The final point of appeal concerns the district court's determination that DBS's approval of the lots was the proximate cause of Musgrove's and Miller's injuries. The test of probable cause is one of "reasonable probability or reasonable certainty." Waffen v. United States Department of Health & Human Services, 799 F.2d 911, 917-18 (4th Cir. 1986); see also Sakon v. PepsiCo, Inc., 553 So. 2d 163, 164-65 (Fla.1989); Jubb v. Ford, 221 Md. 507, 157 A.2d 422, 425 (1960). In other words, " [t]he plaintiff has the burden of introducing evidence which affords a reasonable basis for the conclusion that it is more likely than not that the conduct of the defendant was a substantial factor in bringing about the result." Waffen, 799 F.2d at 918.

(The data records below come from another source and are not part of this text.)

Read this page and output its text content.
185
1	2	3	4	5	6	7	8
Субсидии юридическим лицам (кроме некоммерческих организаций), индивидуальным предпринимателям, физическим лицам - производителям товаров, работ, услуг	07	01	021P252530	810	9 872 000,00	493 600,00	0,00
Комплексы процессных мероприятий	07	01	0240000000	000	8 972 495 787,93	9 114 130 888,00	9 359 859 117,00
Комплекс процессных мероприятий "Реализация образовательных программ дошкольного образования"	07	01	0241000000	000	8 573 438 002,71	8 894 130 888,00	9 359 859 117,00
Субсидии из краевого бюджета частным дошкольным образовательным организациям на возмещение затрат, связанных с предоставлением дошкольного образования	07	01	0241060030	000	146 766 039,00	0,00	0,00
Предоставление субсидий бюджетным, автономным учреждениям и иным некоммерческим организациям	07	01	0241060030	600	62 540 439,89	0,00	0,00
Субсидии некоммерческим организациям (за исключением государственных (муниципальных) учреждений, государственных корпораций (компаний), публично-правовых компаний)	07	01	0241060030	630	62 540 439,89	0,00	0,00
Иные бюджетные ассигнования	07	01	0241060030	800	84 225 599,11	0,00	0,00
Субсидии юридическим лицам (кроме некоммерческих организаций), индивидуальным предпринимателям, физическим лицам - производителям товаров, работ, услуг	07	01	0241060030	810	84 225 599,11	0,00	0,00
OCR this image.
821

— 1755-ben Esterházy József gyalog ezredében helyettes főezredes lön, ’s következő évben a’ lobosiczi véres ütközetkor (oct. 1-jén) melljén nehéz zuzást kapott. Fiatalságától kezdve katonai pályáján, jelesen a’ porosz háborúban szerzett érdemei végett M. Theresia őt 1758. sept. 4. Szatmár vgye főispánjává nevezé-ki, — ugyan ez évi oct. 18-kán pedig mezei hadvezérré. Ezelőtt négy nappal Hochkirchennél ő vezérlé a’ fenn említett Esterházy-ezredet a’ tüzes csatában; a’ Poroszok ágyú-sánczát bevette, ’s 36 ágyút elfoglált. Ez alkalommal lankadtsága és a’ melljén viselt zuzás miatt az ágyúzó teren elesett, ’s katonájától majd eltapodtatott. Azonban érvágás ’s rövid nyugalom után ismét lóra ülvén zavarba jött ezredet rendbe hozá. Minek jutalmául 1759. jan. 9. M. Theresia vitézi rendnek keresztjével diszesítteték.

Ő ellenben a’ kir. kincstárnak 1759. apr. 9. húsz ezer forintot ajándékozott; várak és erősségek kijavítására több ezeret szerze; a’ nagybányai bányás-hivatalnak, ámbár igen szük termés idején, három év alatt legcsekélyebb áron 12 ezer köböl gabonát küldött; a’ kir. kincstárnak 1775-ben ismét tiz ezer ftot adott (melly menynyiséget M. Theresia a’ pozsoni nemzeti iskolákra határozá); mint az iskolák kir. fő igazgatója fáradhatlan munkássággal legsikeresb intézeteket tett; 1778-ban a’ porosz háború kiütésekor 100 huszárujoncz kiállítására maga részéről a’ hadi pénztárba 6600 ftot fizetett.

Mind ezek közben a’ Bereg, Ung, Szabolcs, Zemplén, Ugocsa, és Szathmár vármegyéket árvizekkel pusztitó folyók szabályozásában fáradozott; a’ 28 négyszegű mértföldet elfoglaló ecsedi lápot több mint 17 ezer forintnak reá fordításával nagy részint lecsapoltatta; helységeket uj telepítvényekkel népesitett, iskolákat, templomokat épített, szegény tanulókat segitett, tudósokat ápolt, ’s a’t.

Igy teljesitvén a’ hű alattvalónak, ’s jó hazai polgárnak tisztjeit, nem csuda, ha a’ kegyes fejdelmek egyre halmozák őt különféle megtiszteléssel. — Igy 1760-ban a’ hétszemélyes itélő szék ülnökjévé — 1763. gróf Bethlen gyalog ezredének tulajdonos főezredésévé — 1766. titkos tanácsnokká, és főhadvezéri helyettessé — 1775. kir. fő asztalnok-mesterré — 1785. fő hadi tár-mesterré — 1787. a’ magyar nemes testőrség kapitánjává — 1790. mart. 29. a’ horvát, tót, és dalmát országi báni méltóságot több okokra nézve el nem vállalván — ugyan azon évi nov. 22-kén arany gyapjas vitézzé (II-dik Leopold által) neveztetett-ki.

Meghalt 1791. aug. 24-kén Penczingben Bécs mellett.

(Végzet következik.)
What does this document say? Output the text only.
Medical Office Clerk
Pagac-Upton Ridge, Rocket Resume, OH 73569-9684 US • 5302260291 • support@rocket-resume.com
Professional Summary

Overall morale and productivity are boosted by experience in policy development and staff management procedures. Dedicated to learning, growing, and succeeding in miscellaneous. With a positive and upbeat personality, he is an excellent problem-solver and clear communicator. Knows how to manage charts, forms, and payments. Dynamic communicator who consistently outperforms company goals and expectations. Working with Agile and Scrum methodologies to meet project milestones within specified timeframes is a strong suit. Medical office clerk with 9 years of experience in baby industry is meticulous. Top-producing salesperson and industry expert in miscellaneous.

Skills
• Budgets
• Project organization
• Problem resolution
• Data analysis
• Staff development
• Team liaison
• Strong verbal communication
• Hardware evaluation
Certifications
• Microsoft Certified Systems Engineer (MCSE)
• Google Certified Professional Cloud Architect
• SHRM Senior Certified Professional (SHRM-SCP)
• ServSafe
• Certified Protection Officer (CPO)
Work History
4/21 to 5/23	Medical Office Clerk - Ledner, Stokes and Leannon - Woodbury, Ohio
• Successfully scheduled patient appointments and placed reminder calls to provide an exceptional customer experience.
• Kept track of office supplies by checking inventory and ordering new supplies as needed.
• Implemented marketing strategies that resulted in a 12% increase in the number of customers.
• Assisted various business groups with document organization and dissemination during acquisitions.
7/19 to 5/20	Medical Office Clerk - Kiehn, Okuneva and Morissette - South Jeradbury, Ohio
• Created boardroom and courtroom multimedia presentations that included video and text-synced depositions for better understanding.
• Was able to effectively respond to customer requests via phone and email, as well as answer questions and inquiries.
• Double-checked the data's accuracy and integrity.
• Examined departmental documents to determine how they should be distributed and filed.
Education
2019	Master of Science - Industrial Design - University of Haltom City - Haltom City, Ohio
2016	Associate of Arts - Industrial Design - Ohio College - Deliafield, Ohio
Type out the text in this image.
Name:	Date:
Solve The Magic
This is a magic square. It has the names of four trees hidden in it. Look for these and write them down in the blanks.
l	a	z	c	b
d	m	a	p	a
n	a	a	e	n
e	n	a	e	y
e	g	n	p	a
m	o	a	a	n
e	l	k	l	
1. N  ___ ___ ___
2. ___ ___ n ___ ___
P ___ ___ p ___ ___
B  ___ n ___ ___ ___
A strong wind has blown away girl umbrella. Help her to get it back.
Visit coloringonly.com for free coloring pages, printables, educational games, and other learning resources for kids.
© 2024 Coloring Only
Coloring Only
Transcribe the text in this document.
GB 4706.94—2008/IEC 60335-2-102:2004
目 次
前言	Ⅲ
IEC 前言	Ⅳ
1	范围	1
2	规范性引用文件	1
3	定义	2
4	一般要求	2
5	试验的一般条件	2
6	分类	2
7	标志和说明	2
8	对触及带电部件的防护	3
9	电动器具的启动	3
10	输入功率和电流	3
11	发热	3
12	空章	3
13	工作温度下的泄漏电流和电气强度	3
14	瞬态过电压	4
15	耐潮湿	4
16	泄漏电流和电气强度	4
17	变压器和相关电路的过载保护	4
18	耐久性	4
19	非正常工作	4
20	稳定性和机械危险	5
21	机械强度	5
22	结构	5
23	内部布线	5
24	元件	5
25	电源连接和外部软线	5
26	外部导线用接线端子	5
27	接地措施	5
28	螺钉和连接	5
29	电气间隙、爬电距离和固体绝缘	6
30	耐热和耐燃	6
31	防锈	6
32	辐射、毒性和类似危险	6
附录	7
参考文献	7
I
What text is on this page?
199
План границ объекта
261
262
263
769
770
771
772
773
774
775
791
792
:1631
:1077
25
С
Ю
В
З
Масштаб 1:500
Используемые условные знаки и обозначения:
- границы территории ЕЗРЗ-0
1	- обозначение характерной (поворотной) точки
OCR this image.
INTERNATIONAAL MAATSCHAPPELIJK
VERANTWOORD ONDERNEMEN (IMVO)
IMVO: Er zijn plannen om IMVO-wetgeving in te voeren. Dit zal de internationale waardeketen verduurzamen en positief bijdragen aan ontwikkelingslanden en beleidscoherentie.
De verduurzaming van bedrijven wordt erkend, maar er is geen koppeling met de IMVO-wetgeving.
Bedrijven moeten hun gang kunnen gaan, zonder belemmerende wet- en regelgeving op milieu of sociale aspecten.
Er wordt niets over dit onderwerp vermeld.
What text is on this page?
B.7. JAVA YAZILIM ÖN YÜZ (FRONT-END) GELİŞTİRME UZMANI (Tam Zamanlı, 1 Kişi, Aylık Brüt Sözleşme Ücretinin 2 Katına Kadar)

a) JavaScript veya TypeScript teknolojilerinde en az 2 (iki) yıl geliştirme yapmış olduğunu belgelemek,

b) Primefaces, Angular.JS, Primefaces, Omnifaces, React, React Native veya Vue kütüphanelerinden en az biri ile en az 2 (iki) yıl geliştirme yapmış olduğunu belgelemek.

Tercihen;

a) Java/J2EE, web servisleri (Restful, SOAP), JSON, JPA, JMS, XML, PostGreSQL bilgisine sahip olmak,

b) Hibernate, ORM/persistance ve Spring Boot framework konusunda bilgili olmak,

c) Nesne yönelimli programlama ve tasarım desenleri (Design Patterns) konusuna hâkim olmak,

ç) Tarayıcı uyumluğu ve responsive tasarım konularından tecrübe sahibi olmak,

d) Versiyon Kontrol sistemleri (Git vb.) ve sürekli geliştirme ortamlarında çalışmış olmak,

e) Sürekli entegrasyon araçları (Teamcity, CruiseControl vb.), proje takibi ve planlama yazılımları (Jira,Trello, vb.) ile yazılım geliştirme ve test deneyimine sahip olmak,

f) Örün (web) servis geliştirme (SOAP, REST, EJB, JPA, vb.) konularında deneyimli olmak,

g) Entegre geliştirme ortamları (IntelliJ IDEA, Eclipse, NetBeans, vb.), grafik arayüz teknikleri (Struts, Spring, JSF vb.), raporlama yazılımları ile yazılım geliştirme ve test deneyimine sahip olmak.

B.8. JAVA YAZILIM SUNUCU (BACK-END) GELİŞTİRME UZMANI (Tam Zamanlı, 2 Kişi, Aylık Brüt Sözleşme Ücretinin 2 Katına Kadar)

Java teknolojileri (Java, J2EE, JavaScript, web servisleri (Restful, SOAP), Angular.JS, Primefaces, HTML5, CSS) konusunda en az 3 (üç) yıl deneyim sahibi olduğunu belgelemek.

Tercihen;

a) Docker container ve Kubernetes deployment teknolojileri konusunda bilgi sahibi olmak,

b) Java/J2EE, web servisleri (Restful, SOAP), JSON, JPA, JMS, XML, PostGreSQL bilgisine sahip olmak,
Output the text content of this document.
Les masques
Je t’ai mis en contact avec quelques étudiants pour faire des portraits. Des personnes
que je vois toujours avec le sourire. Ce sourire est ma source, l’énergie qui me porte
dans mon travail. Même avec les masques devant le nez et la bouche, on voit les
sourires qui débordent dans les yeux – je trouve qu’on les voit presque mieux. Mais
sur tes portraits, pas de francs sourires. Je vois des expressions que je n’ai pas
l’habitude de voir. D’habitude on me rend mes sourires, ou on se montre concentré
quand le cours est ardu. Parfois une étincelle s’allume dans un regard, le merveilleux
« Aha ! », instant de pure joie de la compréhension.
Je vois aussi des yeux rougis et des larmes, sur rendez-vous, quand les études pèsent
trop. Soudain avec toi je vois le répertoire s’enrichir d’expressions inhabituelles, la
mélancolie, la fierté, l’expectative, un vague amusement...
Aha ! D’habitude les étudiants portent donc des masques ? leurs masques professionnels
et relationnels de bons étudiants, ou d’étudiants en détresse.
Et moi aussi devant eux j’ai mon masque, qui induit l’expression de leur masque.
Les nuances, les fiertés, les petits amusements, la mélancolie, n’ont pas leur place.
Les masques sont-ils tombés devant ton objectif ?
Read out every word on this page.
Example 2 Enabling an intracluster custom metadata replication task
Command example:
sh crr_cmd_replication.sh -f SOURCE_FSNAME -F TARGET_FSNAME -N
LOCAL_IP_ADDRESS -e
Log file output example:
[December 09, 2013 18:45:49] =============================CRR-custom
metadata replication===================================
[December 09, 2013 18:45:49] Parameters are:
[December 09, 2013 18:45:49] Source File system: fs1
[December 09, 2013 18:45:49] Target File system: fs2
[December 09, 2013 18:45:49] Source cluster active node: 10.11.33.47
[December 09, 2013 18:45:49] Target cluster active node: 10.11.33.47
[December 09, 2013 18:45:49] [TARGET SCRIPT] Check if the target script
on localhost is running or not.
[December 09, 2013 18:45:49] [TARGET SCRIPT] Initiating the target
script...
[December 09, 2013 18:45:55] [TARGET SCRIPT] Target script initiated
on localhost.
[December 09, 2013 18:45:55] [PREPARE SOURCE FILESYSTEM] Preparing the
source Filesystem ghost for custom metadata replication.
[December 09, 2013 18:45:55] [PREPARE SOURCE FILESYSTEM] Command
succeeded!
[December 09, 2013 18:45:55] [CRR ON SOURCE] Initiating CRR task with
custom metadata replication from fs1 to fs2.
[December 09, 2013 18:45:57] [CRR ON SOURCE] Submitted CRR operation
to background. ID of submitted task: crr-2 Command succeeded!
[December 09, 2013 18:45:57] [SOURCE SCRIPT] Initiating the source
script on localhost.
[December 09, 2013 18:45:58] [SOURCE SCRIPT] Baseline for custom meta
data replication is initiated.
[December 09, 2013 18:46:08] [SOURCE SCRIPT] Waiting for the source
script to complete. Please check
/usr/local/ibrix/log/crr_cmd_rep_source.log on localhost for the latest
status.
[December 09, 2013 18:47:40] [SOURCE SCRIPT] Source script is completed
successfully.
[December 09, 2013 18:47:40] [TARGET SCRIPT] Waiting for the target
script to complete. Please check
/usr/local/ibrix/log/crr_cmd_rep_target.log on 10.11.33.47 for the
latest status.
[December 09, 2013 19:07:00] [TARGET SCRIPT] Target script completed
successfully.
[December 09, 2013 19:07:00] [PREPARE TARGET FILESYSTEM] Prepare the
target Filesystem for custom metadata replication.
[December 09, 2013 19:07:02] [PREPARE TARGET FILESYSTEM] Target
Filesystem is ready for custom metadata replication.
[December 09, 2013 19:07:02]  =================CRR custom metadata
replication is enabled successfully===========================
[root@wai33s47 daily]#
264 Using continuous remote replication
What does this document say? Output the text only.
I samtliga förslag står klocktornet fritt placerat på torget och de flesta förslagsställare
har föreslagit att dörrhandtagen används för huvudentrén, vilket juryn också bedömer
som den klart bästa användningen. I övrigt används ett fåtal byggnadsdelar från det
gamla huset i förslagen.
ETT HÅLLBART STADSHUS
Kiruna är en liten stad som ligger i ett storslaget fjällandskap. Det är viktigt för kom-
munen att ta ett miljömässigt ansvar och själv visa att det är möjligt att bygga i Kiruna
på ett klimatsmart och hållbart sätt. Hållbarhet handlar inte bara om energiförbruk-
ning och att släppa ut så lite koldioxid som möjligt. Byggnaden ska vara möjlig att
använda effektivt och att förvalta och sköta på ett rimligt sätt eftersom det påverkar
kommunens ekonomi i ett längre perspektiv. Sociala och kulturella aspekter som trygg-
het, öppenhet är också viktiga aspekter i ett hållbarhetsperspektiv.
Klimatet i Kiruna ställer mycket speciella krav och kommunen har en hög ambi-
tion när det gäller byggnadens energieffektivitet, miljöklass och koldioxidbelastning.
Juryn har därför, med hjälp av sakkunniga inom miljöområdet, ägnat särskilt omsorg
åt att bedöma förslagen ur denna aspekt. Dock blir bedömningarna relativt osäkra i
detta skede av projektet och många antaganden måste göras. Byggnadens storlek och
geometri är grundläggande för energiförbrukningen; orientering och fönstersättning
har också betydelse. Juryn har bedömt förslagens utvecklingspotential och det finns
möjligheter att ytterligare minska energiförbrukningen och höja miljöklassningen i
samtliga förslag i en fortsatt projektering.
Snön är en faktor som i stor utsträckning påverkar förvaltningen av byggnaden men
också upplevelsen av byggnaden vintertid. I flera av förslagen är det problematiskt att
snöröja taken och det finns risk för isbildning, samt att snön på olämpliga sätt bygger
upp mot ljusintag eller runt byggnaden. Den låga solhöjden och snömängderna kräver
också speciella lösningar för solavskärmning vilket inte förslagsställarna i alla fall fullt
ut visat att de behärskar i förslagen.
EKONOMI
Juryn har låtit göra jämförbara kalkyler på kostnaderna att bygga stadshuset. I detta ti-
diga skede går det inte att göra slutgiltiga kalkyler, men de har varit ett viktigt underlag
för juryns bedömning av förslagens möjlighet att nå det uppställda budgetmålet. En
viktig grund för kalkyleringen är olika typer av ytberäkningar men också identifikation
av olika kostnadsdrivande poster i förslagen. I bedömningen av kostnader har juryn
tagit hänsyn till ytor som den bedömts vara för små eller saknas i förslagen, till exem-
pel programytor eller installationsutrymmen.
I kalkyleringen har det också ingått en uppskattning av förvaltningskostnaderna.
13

The district court concluded:

Regardless of the acceptability of the specific lots from which were derived the vaccine given to Mr. Miller's child, if DBS had properly applied 42 C.F.R. § 73.114(b) (1) (iii) in connection with lots derived from seed 45 B 85, the seed would not have been used. This is so because [the manufacturer] would have been unable to satisfy the consistency requirement found in 42 C.F.R. § 73.116(c). Likewise, regardless of the acceptability of the lots from which the vaccine administered to Mr. Musgrove's child were derived, the lots would never have been produced and released but for the approval of seed 45 B 165 in violation of 42 C.F.R. § 73.113(b). Thus, the causal connection [s] between the regulatory violations and plaintiffs' injuries are logical, sensible and direct.

Sabin II, 774 F.2d at 958.

The government's argument that the failure to amend the regulation was not the proximate cause of the plaintiffs' injuries misconstrues the plaintiffs' claims and the district court's opinion. DBS's liability arose out of releasing vaccine in violation of the regulations, not in its failure to amend the regulations.


Upon consideration of the record, briefs, and oral argument, we find no error. We have only summarized the district court's extensive opinions, and we reiterate that we affirm for reasons the district court adequately stated.